Friday, December 20, 2019

#TXLEGE: See No Evil

"He who covers his sins will not prosper,
But whoever confesses and forsakes them will have mercy."
Proverbs 28:13

Because of course:
The House General Investigating Committee on Friday unanimously adopted a report from its legal advisers that said House Speaker Dennis Bonnen “likely violated” state law during a June meeting with a fellow member and a hardline conservative activist — though members didn't raise the idea of any possible action against Bonnen and said the investigation was closed.

“Today’s action concludes the committee’s investigation," said state Rep. Morgan Meyer, a Dallas Republican who chairs the committee, after members met behind closed doors for over an hour.

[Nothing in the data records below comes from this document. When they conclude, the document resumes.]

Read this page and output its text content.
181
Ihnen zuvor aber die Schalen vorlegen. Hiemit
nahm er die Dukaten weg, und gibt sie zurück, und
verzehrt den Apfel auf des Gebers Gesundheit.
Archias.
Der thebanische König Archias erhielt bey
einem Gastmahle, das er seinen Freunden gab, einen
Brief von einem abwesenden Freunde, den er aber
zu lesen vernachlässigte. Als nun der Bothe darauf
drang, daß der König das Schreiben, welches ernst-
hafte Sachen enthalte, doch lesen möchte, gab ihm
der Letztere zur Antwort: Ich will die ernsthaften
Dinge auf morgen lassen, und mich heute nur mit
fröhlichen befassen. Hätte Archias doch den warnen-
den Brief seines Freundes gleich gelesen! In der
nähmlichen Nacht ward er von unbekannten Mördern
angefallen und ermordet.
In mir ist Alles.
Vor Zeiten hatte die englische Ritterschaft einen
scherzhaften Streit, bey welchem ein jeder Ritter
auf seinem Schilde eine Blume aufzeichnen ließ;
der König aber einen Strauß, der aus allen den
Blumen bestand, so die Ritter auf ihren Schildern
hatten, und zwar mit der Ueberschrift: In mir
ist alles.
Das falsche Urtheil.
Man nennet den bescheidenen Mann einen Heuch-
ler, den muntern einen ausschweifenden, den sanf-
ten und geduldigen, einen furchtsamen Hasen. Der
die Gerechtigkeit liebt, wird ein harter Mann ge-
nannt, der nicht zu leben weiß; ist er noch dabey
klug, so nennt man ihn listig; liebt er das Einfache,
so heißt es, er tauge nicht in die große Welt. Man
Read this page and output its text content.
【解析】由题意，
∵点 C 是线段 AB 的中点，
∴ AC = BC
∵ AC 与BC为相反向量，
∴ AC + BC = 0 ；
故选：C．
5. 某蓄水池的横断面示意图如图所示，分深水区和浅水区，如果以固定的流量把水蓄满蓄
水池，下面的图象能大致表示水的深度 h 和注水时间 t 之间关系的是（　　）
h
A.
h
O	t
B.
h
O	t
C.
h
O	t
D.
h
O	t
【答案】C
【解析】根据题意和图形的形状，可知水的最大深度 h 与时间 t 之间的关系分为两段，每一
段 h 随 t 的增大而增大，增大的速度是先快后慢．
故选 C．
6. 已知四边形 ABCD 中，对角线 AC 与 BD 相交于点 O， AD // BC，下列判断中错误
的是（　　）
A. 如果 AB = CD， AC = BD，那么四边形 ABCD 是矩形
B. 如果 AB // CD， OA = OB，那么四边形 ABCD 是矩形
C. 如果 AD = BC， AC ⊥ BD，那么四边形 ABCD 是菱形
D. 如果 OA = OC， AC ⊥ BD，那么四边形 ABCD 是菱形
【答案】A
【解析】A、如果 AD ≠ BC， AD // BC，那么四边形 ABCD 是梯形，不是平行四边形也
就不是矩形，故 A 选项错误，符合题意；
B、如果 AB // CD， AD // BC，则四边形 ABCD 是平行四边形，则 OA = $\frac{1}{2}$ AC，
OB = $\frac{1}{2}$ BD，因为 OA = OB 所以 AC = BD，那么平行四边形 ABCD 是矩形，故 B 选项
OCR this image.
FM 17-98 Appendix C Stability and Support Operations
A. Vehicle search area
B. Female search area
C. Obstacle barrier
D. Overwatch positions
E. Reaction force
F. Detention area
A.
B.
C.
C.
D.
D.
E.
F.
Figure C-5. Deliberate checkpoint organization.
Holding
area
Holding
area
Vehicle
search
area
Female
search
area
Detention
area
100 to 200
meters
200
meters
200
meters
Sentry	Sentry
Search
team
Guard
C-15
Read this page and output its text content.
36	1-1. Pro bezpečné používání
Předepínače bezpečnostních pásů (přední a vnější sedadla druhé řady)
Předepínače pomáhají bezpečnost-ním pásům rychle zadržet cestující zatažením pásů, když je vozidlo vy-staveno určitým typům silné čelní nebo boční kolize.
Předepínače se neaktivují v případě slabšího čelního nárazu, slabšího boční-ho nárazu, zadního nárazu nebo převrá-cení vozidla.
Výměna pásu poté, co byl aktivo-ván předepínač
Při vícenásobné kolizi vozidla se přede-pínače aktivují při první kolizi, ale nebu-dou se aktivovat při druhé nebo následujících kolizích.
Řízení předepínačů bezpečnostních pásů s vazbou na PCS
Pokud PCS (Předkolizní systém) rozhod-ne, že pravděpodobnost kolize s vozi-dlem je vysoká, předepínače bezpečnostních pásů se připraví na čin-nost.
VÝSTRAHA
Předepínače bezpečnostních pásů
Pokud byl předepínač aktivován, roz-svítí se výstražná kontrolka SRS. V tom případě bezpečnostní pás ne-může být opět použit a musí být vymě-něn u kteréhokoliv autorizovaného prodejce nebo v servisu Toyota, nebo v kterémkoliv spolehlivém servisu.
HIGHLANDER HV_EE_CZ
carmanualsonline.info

Meyer, who left the hearing room at the Texas Capitol without taking questions from reporters, said the full report from the three legal advisers retained in October by the committee would be “promptly transmitted” to House members. The committee did not immediately release the report to the public, though a copy was later obtained by The Texas Tribune.

The report concluded by saying the information produced "militates against criminal prosecution" against either Bonnen or state Rep. Dustin Burrows, a Lubbock Republican considered one of the speaker's top lieutenants who was involved in the political fallout — a line that the speaker's office reiterated in a statement after the news.


Bonnen "likely violated" section 572.051(a) of the Texas Government Code, according to Meyer, who was reading from the report during the committee hearing — but advisers in the report said the law provided no"independent statutory consequences" for a state official who breaches it.

That section states that a state officer or employee should not “accept or solicit any gift, favor, or service that might reasonably tend to influence the officer or employee in the discharge of official duties, or that the officer or employee knows or should know is being offered with the intent to influence the officer's of employee's official conduct."

The section also states that such a person should not "intentionally or knowingly solicit, accept, or agree to accept any benefit for having exercised the officer's or employee's official powers."
There's not a lot more to say.  The sitting speaker of the Texas House "likely" violated the law...and the legislature isn't going to do a damn thing about it.  Classic.

Did you think it would end differently?!?

Bottom Line: One hand washes the other.


Note: If we were Morgan Meyer's general election opponent...we know how we'd campaign against Meyer.